Tags All Linux Tech Personal

This entry is part of my Project Zebra series covering migration to Linux for personal computing use.

Title reference: We Are Motörhead. From their new and experimental period, i.e. way back in 2000.

Discover seemed to have hung at 79% installing a batch of updates that included a kernel. I've noticed previously that kernel updates are a bit slower, and very occasionally kernels include regressions, particularly with hibernation on this hardware, so I wait to install them until I have chance to breathe and monitor them. Maybe I waited a bit too long in this case and that's part of the issue. Anyway, after an hour plus I killed Discover. Not something I'd recommend, generally, as if you do things like that you really need to make sure everything's left in a happy state so that you don't possibly render a system unable to boot or significantly broken when it does.

If you do, the first thing to consider is that the system will still think it's in the middle of updates, because it is. In order to remove the lock you may need to restart the daemon that's created it. Then you can try to get things done cleanly.

https://www.linuxuprising.com/2018/07/how-to-fix-could-not-get-lock.html
https://askubuntu.com/questions/1286005/how-can-i-solve-be-aware-that-removing-the-lock-file-is-not-a-solution-and-may

That also took a very long while, but at least at the terminal it's more obvious what's happening. I'm developing a preference for updating via the terminal and just using Discover as a notifier of when stuff's available and what; I haven't ever reinstalled the base OS in over five years, although I've dealt with other machines and VMs in that time, and have very likely done things to it over that time that a clean install and average use might not be be affected by, so I'm not particularly blaming either of the distributions I've effectively had so far (Xubuntu, Kubuntu) or the parent distro or underlying tech.

The reason it was taking ages was the generation of initramfs images. It's the bit that starts the OS. And this was exacerbated by the number of previous kernels images were being generated for. By default the OS is supposed to keep the last 2 kernels, I think, but if kernels are installed manually this gets overridden? I have an unconfirmed and uninvestigated suspicion that kernel modules connected with VirtualBox or VMWare might be responsible for kernels getting marked as manually installed… we'll see if the issue recurs in future after what I've done here.

If you're here via Google, this is a particularly appropriate time for me to emphasise that I'm no expert when it comes to Linux, and we're doing things in the same sort of area as manually deleting things in Program Files, Windows folder or the registry in Windows. Just with a bit more experience of knowing what it's safe to mess around with.
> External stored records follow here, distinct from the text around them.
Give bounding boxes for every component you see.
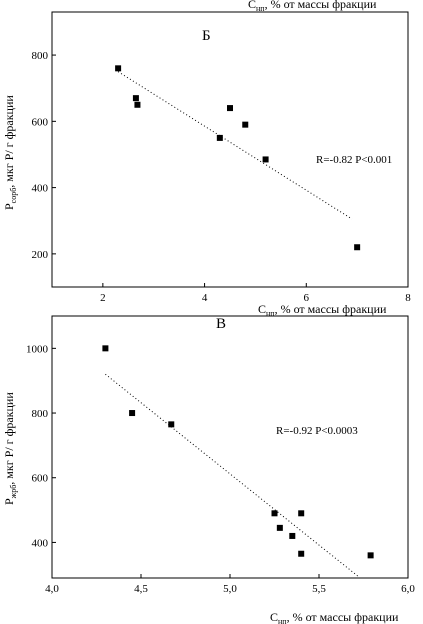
data-point [115,65,122,72]
y-tick-label: 400 [32,537,49,549]
y-tick-label: 800 [32,408,49,420]
trend-line [117,71,353,220]
x-tick-label: 8 [405,292,411,304]
y-tick-label: 600 [32,473,49,485]
data-point [132,95,139,102]
panel-letter: В [216,316,226,332]
data-point [289,532,296,539]
x-axis-label: Cнп, % от массы фракции [270,610,399,624]
data-point [242,121,249,128]
x-tick-label: 4 [202,292,208,304]
y-tick-label: 1000 [26,343,49,355]
data-point [276,524,283,531]
x-tick-label: 6,0 [401,583,415,595]
data-point [216,134,223,141]
data-point [227,105,233,112]
panel-letter: Б [202,28,211,44]
data-point [298,510,305,517]
correlation-annotation: R=-0.82 P<0.001 [316,154,392,166]
trend-line [105,373,359,577]
x-tick-label: 4,5 [134,583,148,595]
top-cropped-axis-label-text: Cнп, % от массы фракции [248,0,377,13]
y-tick-label: 200 [32,249,49,261]
y-tick-label: 600 [32,116,49,128]
correlation-annotation: R=-0.92 P<0.0003 [276,425,358,437]
data-point [354,244,361,251]
data-point [262,156,269,163]
chart-panel-v: В R=-0.92 P<0.0003 4,0 4,5 5,0 5,5 6,0 400 600… [2,315,415,624]
data-point [271,510,278,517]
y-axis-label: Pжрб, мкг P/ г фракции [2,392,18,505]
x-tick-label: 6 [304,292,310,304]
plot-frame [51,11,409,288]
data-point [134,101,141,108]
data-point [367,552,374,559]
y-tick-label: 400 [32,183,49,195]
chart-panel-b: Б R=-0.82 P<0.001 2 4 6 8 200 400 600 800 Cнп, %… [2,11,411,318]
x-tick-label: 5,5 [312,583,326,595]
y-tick-label: 800 [32,50,49,62]
data-point [102,345,109,352]
data-point [129,410,136,417]
x-tick-label: 2 [100,292,106,304]
plot-frame [51,315,409,579]
x-tick-label: 4,0 [45,583,59,595]
x-axis-label: Cнп, % от массы фракции [258,302,387,318]
data-point [298,550,305,557]
x-tick-label: 5,0 [223,583,237,595]
y-axis-label: Pсорб, мкг P/ г фракции [2,95,18,210]
data-point [168,421,175,428]
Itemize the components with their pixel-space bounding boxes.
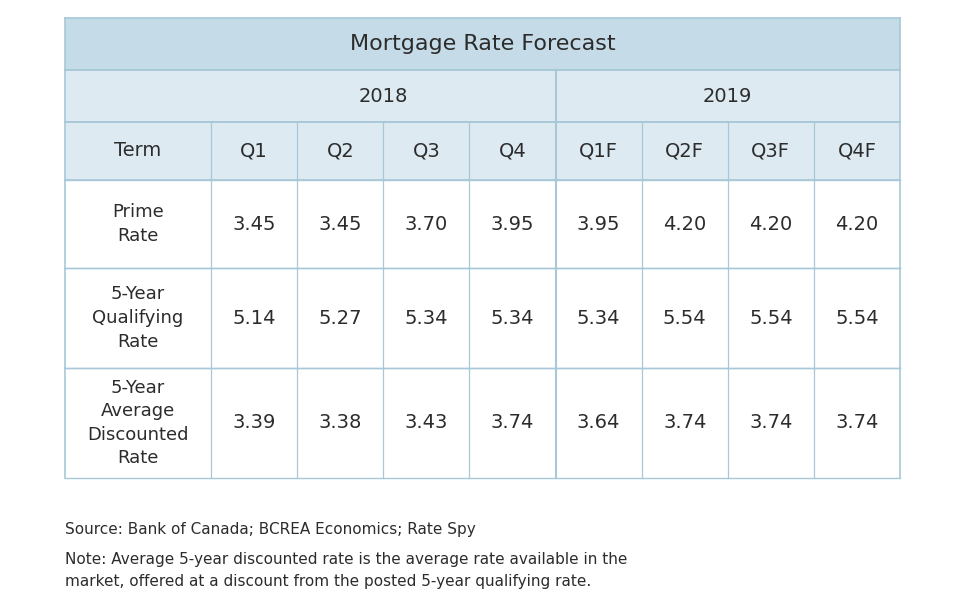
Text: 3.95: 3.95 [491,214,535,234]
Text: 5.34: 5.34 [405,308,448,327]
Bar [641,122,728,180]
Bar [65,268,900,368]
Text: Q2F: Q2F [665,141,705,160]
Text: 5.54: 5.54 [749,308,793,327]
Bar [211,122,298,180]
Text: Note: Average 5-year discounted rate is the average rate available in the
market: Note: Average 5-year discounted rate is … [65,552,628,589]
Text: 5.27: 5.27 [319,308,362,327]
Bar [211,70,556,122]
Text: 5.34: 5.34 [491,308,535,327]
Bar [556,70,900,122]
Text: 5.54: 5.54 [663,308,707,327]
Text: Q1F: Q1F [579,141,618,160]
Text: 5.54: 5.54 [835,308,878,327]
Text: 5-Year
Average
Discounted
Rate: 5-Year Average Discounted Rate [87,379,189,468]
Text: 3.74: 3.74 [663,414,707,433]
Text: Q1: Q1 [240,141,268,160]
Text: 3.45: 3.45 [232,214,276,234]
Text: 3.45: 3.45 [319,214,362,234]
Text: Term: Term [114,141,161,160]
Text: Q2: Q2 [326,141,354,160]
Text: 3.74: 3.74 [749,414,793,433]
Bar [65,18,900,70]
Text: 3.64: 3.64 [577,414,620,433]
Bar [469,122,556,180]
Text: 5.14: 5.14 [232,308,276,327]
Bar [383,122,469,180]
Bar [814,122,900,180]
Text: 3.38: 3.38 [319,414,362,433]
Text: Q3: Q3 [413,141,441,160]
Text: 5.34: 5.34 [577,308,620,327]
Bar [556,122,641,180]
Text: Source: Bank of Canada; BCREA Economics; Rate Spy: Source: Bank of Canada; BCREA Economics;… [65,522,476,537]
Text: 2018: 2018 [359,86,408,105]
Text: 3.70: 3.70 [405,214,448,234]
Text: 3.43: 3.43 [405,414,448,433]
Text: 5-Year
Qualifying
Rate: 5-Year Qualifying Rate [92,285,183,351]
Text: Q4F: Q4F [837,141,876,160]
Text: Mortgage Rate Forecast: Mortgage Rate Forecast [349,34,615,54]
Text: 4.20: 4.20 [835,214,878,234]
Text: Q3F: Q3F [752,141,790,160]
Bar [65,122,211,180]
Text: Prime
Rate: Prime Rate [112,203,164,245]
Bar [728,122,814,180]
Text: 3.39: 3.39 [232,414,276,433]
Bar [65,180,900,268]
Text: 4.20: 4.20 [749,214,792,234]
Text: Q4: Q4 [498,141,526,160]
Text: 2019: 2019 [703,86,753,105]
Bar [298,122,383,180]
Bar [65,368,900,478]
Bar [65,70,211,122]
Text: 3.74: 3.74 [491,414,534,433]
Text: 3.95: 3.95 [577,214,620,234]
Text: 3.74: 3.74 [835,414,878,433]
Text: 4.20: 4.20 [663,214,707,234]
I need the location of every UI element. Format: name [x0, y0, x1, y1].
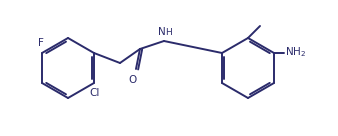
Text: O: O [129, 75, 137, 85]
Text: NH$_2$: NH$_2$ [285, 45, 306, 59]
Text: Cl: Cl [90, 88, 100, 98]
Text: F: F [38, 38, 44, 48]
Text: N: N [158, 27, 166, 37]
Text: H: H [165, 28, 172, 37]
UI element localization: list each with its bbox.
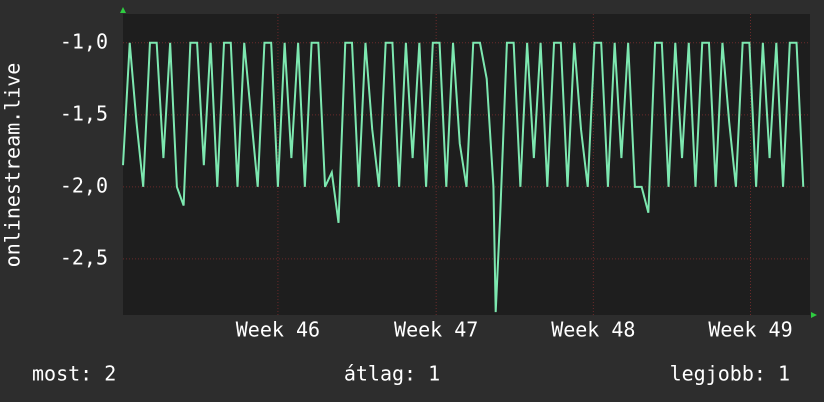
x-tick-label: Week 47 — [394, 318, 478, 342]
y-tick-label: -2,5 — [60, 245, 108, 269]
axis-arrow — [120, 7, 126, 13]
x-tick-label: Week 46 — [236, 318, 320, 342]
plot-area — [123, 14, 810, 315]
y-tick-label: -2,0 — [60, 173, 108, 197]
x-tick-label: Week 49 — [708, 318, 792, 342]
stat-average: átlag: 1 — [344, 362, 440, 386]
axis-arrow — [811, 312, 817, 318]
series-line — [122, 41, 805, 313]
y-axis-label: onlinestream.live — [1, 63, 25, 268]
stat-max: legjobb: 1 — [670, 362, 790, 386]
x-tick-label: Week 48 — [551, 318, 635, 342]
stat-current: most: 2 — [32, 362, 116, 386]
y-tick-label: -1,0 — [60, 29, 108, 53]
y-tick-label: -1,5 — [60, 101, 108, 125]
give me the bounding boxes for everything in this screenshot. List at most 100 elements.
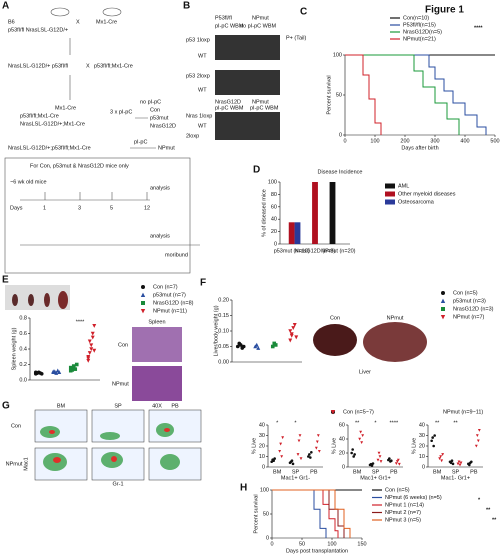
gel-label: p53 1loxp bbox=[186, 37, 210, 43]
point bbox=[310, 451, 313, 454]
point bbox=[396, 458, 400, 462]
point bbox=[314, 446, 318, 450]
legend-label: NPmut (n=9~11) bbox=[443, 409, 483, 415]
x-tick-label: 100 bbox=[370, 138, 379, 144]
y-axis-label: % Live bbox=[411, 438, 417, 455]
schematic-text: p53fl/fl NrasLSL-G12D/+ bbox=[8, 27, 68, 33]
point bbox=[256, 345, 261, 350]
point bbox=[390, 459, 393, 463]
x-tick-label: PB bbox=[310, 469, 318, 475]
point bbox=[397, 462, 401, 466]
significance: **** bbox=[390, 420, 399, 426]
gel-label: p53 2loxp bbox=[186, 73, 210, 79]
point bbox=[141, 285, 145, 289]
y-tick-label: 0.20 bbox=[218, 297, 229, 303]
point bbox=[87, 351, 92, 356]
point bbox=[430, 439, 433, 443]
point bbox=[68, 365, 73, 370]
y-axis-label: Spleen weight (g) bbox=[11, 327, 17, 370]
flow-label: NPmut bbox=[6, 461, 23, 467]
schematic-text: 5 bbox=[110, 205, 113, 211]
gel-images bbox=[215, 35, 280, 140]
significance: ** bbox=[453, 420, 458, 426]
point bbox=[39, 372, 44, 376]
schematic-text: 1 bbox=[43, 205, 46, 211]
point bbox=[330, 410, 336, 415]
significance: * bbox=[294, 420, 297, 426]
legend-label: p53mut (n=7) bbox=[153, 292, 186, 298]
point bbox=[273, 457, 276, 460]
y-tick-label: 0.10 bbox=[218, 328, 229, 334]
schematic-text: pI-pC bbox=[134, 139, 147, 145]
legend-label: P53fl/fl(n=15) bbox=[403, 22, 436, 28]
legend-label: Osteosarcoma bbox=[398, 199, 435, 205]
schematic-text: p53mut bbox=[150, 115, 169, 121]
point bbox=[86, 356, 91, 361]
point bbox=[359, 430, 363, 434]
point bbox=[254, 342, 259, 347]
y-tick-label: 20 bbox=[271, 229, 277, 235]
point bbox=[474, 444, 478, 448]
chart-title: Disease Incidence bbox=[318, 169, 363, 175]
flow-label: SP bbox=[114, 403, 122, 409]
point bbox=[291, 462, 295, 466]
point bbox=[309, 456, 312, 459]
schematic-text: NrasLSL-G12D/+;p53fl/fl;Mx1-Cre bbox=[8, 145, 91, 151]
point bbox=[351, 448, 354, 451]
point bbox=[477, 428, 481, 432]
point bbox=[292, 323, 297, 327]
y-tick-label: 0 bbox=[266, 535, 269, 541]
x-tick-label: 300 bbox=[430, 138, 439, 144]
point bbox=[92, 348, 97, 353]
x-tick-label: BM bbox=[353, 469, 362, 475]
y-tick-label: 0 bbox=[262, 464, 265, 470]
significance: * bbox=[478, 497, 481, 503]
gel-label: 2loxp bbox=[186, 133, 199, 139]
legend-swatch bbox=[385, 183, 395, 189]
y-axis-label: % of diseased mice bbox=[261, 189, 267, 237]
point bbox=[289, 333, 294, 338]
schematic-text: NrasG12D bbox=[150, 123, 176, 129]
point bbox=[141, 301, 145, 305]
panel-label: G bbox=[2, 401, 10, 412]
y-tick-label: 0 bbox=[422, 464, 425, 470]
figure-title: Figure 1 bbox=[425, 5, 464, 16]
point bbox=[352, 455, 355, 458]
panel-label: B bbox=[183, 1, 190, 12]
point bbox=[297, 439, 301, 443]
point bbox=[290, 459, 294, 463]
point bbox=[377, 451, 381, 455]
y-tick-label: 0.8 bbox=[19, 315, 27, 321]
image-label: 40X bbox=[152, 403, 162, 409]
legend-label: NPmut (n=11) bbox=[153, 308, 187, 314]
point bbox=[291, 326, 296, 331]
point bbox=[296, 453, 300, 456]
gel-label: WT bbox=[198, 53, 207, 59]
schematic-text: NrasLSL-G12D/+;Mx1-Cre bbox=[20, 121, 85, 127]
schematic-text: B6 bbox=[8, 19, 15, 25]
point bbox=[441, 453, 445, 456]
y-tick-label: 100 bbox=[260, 487, 269, 493]
panel-label: A bbox=[2, 1, 9, 12]
image-title: Spleen bbox=[148, 319, 165, 325]
x-tick-label: p53mut (n=10) bbox=[274, 248, 310, 254]
x-tick-label: SP bbox=[292, 469, 300, 475]
point bbox=[71, 364, 76, 368]
x-tick-label: SP bbox=[452, 469, 460, 475]
gel-label: pI-pC WBM bbox=[250, 105, 279, 111]
legend-label: NPmut 1 (n=14) bbox=[385, 502, 424, 508]
point bbox=[468, 463, 471, 467]
gel-label: no pI-pC WBM bbox=[240, 23, 276, 29]
point bbox=[86, 358, 91, 363]
y-tick-label: 100 bbox=[333, 52, 342, 58]
legend-label: Con (n=5) bbox=[385, 487, 410, 493]
legend-label: NPmut(n=21) bbox=[403, 36, 436, 42]
panel-label: D bbox=[253, 165, 260, 176]
schematic-text: no pI-pC bbox=[140, 99, 161, 105]
y-tick-label: 10 bbox=[419, 454, 425, 460]
point bbox=[449, 461, 453, 465]
point bbox=[71, 366, 76, 371]
legend-label: Con (n=5) bbox=[453, 290, 478, 296]
schematic-text: Con bbox=[150, 107, 160, 113]
point bbox=[353, 453, 356, 456]
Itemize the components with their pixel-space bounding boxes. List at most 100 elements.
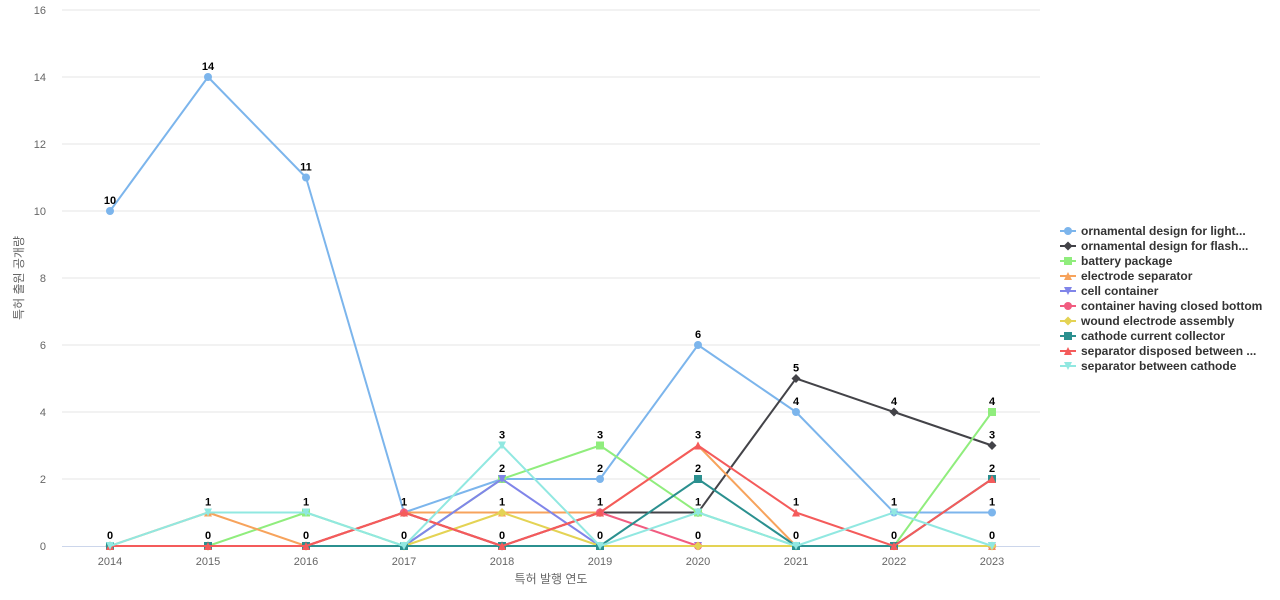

https://askubuntu.com/questions/1325387/why-is-apt-get-autoremove-failing-to-remove-my-old-kernels

Looking at what was installed with "dpkg --list | grep linux-image" showed lots of previous kernels and "sudo apt-get --purge autoremove" clearly wasn't working. Running "apt-mark showmanual | grep linux-" all kernels were shown as having been manually installed, so re-running that with "> kernels.txt" it was possible to bulk mark them with "sudo apt-mark auto $(cat kernels.txt)" (noting as I did so that the search captures linux-sound-base and linux-libc-dev which aren't kernels) and once I'd purged them clear up /lib/modules/ for the ones no longer installed as well.

According to https://www.phoronix.com/scan.php?page=news_item&px=Ubuntu-Initramfs-Zstd-Too-High Ubuntu has also overdone the compression level used with zstd to generate boot images so I've changed /etc/initramfs-tools/initramfs.conf to specify COMPRESS=gzip (lz4 isn't installed by default).

Memo to self: per tips here if apt-get is keeping back packages, "sudo apt-get install (list of packages)" can be used to apply its determined upgrade decisions and get additional required packages.

Minor other things for this entry...

A while ago dragging tabs broke in Chrome. Whilst it was still possible to use Ctrl+Shift+PgUp/PgDn to move tabs, that's indicative of really poor testing: https://bugs.chromium.org/p/chromium/issues/detail?id=1279532

Some praise for Plasma as a DE: https://opensource.com/article/22/2/why-i-love-linux-kde and https://pointieststick.com/2022/02/21/its-normal-and-it-works/

And it looks like some devs have started on trying to undo some of the damage to Xfce by making CSD a configurable option, and possibly even one that might become opt-in rather than vice versa: https://gitlab.xfce.org/xfce/libxfce4ui/-/merge_requests/47

After the 22.04 Ubuntu upgrade toward the end of April, assuming any of us are still alive, I'll be assessing whether it's safe to use the ntfs3 driver (instead of the ntfs-3g FUSE one) that was first introduced in the 5.15 kernel for my NTFS data partition and backup drives. Thus far comments about issues seem like they may relate to old file system problems that the FUSE driver either ignored or handled better. I don't use the NTFS formatted devices for Windows interoperability, although it's nice to have the option, more for historical reasons (it takes a long time to shift gigabytes around, reformat, etc on a load of drives) and as a less critical thing because I prefer filenames to be handled as case-insensitive in most situations and this is the case from the user point of view. This is possible with Ext4 with kernel support since 2019 including on a per-folder basis, and NTFS is actually case sensitive behind the scenes, but as I say I'm not in a hurry to convert existing storage.

So apart from watching other people as they navigate the general availability of ntfs3 in mainstream distros I'll be checking all partitions over with native Windows tools before considering mounting them with a relatively newly implemented driver, and making plans to do so again at intervals thereafter.